1. Leverage the cloud to secure your on-site data
Cloud adoption is on the rise. Gartner predicts that by 2019, 30 percent of midsize organizations will leverage public cloud Infrastructure as-a-service for backup – up from 5% today. Now is a great time to consider how cloud can be an integral piece of your data protection strategy. Think of backup as a great gateway to the cloud – it’s easy to do when you have the right strategy. So ask yourself what your goal is.
- Is it to ensure you have a secondary backup site to further protect your data?
- Are you in search of a combined pack of data backup and recovery solutions?
- Do you expect new compliance-related regulations that will require more backup and quick access if a disruptive event occurs?
- Are you looking to shift IT expenses from CapEx to OpEx?
One significant benefit of data protection in the cloud is the ease of expandability. From an admin perspective, it is extremely easy to scale, expand, and manage storage in the cloud.
Consider the cost too: The capital expense of disaster recovery in the data center is quite large. The costs for a second data center for offsite replication and recovery from tape for archive can also quickly add up, leading many organizations to at least evaluate cloud as a secondary site.
2. Develop a strategy to protect data already in the cloud
Next, consider how you will protect your production data that is already living in the cloud. Let’s say your organization has Office 365 email in the cloud. For compliance purposes, you may need to perform backups on-site to query old or archived emails – but how do you backup from Office 365 to on-prem? Furthermore, when production data is in the cloud, how will you protect it? How do you get that data out, or move it around? These are questions many organizations still struggle to answer.
There are options such as sending backups to another cloud vendor, or sending backups onsite. And while public cloud providers claim they can do this, you still don’t have control over your data. For instance, you may have to rely on hardware redundancies and this may not be sufficient. Naturally, you want the same level of control you’d have in your own data center.

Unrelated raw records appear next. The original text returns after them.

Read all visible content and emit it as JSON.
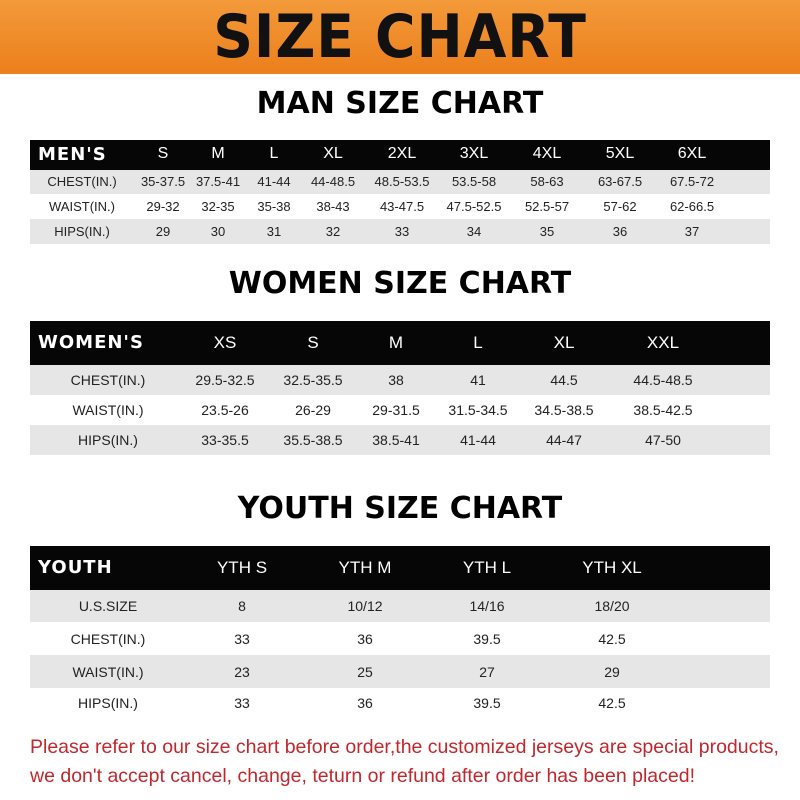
{
  "header": {
    "title": "SIZE CHART",
    "accent": "#ec7f1c"
  },
  "men": {
    "title": "MAN SIZE CHART",
    "label": "MEN'S",
    "sizes": [
      "S",
      "M",
      "L",
      "XL",
      "2XL",
      "3XL",
      "4XL",
      "5XL",
      "6XL"
    ],
    "rows": [
      {
        "label": "CHEST(IN.)",
        "values": [
          "35-37.5",
          "37.5-41",
          "41-44",
          "44-48.5",
          "48.5-53.5",
          "53.5-58",
          "58-63",
          "63-67.5",
          "67.5-72"
        ]
      },
      {
        "label": "WAIST(IN.)",
        "values": [
          "29-32",
          "32-35",
          "35-38",
          "38-43",
          "43-47.5",
          "47.5-52.5",
          "52.5-57",
          "57-62",
          "62-66.5"
        ]
      },
      {
        "label": "HIPS(IN.)",
        "values": [
          "29",
          "30",
          "31",
          "32",
          "33",
          "34",
          "35",
          "36",
          "37"
        ]
      }
    ]
  },
  "women": {
    "title": "WOMEN SIZE CHART",
    "label": "WOMEN'S",
    "sizes": [
      "XS",
      "S",
      "M",
      "L",
      "XL",
      "XXL"
    ],
    "rows": [
      {
        "label": "CHEST(IN.)",
        "values": [
          "29.5-32.5",
          "32.5-35.5",
          "38",
          "41",
          "44.5",
          "44.5-48.5"
        ]
      },
      {
        "label": "WAIST(IN.)",
        "values": [
          "23.5-26",
          "26-29",
          "29-31.5",
          "31.5-34.5",
          "34.5-38.5",
          "38.5-42.5"
        ]
      },
      {
        "label": "HIPS(IN.)",
        "values": [
          "33-35.5",
          "35.5-38.5",
          "38.5-41",
          "41-44",
          "44-47",
          "47-50"
        ]
      }
    ]
  },
  "youth": {
    "title": "YOUTH SIZE CHART",
    "label": "YOUTH",
    "sizes": [
      "YTH S",
      "YTH M",
      "YTH L",
      "YTH XL"
    ],
    "rows": [
      {
        "label": "U.S.SIZE",
        "values": [
          "8",
          "10/12",
          "14/16",
          "18/20"
        ]
      },
      {
        "label": "CHEST(IN.)",
        "values": [
          "33",
          "36",
          "39.5",
          "42.5"
        ]
      },
      {
        "label": "WAIST(IN.)",
        "values": [
          "23",
          "25",
          "27",
          "29"
        ]
      },
      {
        "label": "HIPS(IN.)",
        "values": [
          "33",
          "36",
          "39.5",
          "42.5"
        ]
      }
    ]
  },
  "notice": {
    "line1": "Please refer to our size chart before order,the customized jerseys are special products,",
    "line2": "we don't accept cancel, change, teturn or refund after order has been placed!",
    "color": "#c1272d"
  }
}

The key is to know you have options. It’s simply a matter of determining the best fit for your organization. As you assemble a data protection strategy, start by asking: What compliance does your application require? Does it make sense to have backup on-premises from the cloud for email? Are you comfortable having your production and backup in the same cloud? Or do you need to spread it across multiple vendors?

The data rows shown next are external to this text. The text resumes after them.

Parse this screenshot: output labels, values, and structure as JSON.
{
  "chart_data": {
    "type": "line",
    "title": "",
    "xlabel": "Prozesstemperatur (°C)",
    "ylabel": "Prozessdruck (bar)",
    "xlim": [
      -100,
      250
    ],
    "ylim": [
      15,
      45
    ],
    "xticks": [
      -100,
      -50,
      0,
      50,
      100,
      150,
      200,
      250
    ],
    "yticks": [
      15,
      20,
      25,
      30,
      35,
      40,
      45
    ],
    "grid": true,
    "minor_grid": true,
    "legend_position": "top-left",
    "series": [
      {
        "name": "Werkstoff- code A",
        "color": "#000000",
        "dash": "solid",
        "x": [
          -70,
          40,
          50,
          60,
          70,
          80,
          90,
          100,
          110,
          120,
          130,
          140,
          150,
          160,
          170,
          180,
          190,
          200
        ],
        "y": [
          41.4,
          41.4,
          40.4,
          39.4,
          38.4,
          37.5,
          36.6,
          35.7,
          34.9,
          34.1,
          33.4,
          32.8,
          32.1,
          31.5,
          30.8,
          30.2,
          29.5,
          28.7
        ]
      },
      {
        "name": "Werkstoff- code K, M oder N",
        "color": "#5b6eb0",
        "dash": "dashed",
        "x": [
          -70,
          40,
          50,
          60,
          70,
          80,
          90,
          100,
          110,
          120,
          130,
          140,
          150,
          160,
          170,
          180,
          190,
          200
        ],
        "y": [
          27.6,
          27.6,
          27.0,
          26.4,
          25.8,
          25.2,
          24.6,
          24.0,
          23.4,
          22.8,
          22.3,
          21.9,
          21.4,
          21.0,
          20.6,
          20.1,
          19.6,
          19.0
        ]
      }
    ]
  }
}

3. Make Endpoint Data Protection a Priority
How well is your organization’s proprietary data protected? If an employee’s device were to get lost or stolen, would you be able to find out – quickly – what data was there? How do you protect it when it leaves your end user’s hands? This is an essential consideration for organizations with a remote or mobile workforce.
Many technology teams have no data protection at the endpoint at all. They might be using a combination of tactics that protect against things like viruses, but aren’t protecting their data if a device is stolen or lost. To meet this need, some of today’s leading security software solutions are integrating multiple solutions to form a single endpoint solution. Some are even backing data up to the cloud on a nightly basis.

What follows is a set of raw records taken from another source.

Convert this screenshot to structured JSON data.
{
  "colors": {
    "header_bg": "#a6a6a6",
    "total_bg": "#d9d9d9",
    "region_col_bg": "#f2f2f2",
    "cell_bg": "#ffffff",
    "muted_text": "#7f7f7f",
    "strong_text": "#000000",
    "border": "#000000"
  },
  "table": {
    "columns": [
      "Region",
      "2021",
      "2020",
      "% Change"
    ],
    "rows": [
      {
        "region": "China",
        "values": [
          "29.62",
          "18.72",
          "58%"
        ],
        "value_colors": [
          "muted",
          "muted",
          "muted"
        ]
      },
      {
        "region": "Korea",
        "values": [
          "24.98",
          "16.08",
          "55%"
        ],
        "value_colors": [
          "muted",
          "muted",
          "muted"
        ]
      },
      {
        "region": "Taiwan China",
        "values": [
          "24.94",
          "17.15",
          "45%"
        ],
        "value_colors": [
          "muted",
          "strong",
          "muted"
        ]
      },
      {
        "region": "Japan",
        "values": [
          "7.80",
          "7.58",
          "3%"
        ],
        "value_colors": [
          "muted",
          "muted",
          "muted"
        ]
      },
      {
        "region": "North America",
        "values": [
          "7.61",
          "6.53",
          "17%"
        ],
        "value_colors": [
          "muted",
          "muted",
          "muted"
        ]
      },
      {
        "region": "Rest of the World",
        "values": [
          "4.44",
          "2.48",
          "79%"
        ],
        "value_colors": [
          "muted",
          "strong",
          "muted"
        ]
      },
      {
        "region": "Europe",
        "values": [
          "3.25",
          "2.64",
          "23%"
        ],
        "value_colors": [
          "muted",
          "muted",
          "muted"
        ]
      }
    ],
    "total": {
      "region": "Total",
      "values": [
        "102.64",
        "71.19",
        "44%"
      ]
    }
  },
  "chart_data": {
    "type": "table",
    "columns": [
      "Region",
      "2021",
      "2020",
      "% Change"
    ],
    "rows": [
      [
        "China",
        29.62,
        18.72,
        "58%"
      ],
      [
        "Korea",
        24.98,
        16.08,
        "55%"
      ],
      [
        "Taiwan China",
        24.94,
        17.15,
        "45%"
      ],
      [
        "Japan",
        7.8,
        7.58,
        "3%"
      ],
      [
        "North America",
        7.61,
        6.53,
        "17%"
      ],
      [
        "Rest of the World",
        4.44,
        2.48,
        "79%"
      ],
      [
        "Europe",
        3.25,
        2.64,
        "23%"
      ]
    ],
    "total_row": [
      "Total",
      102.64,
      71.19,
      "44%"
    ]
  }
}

The bottom line? Don’t assume one vendor will fit the bill for all of your endpoint data protection needs. Most likely, it will take a combination of solutions to create a robust endpoint data protection plan. So remember, there’s more to a data protection than just backup and recovery. A comprehensive approach to data protection can result in reduced administration overhead without the need for comprehensive training, auto discovery, plug and play, and robust policy templates to automate configuration. It also enables technology advancements from converged and hyperconverged infrastructure to have more scale-out infrastructures.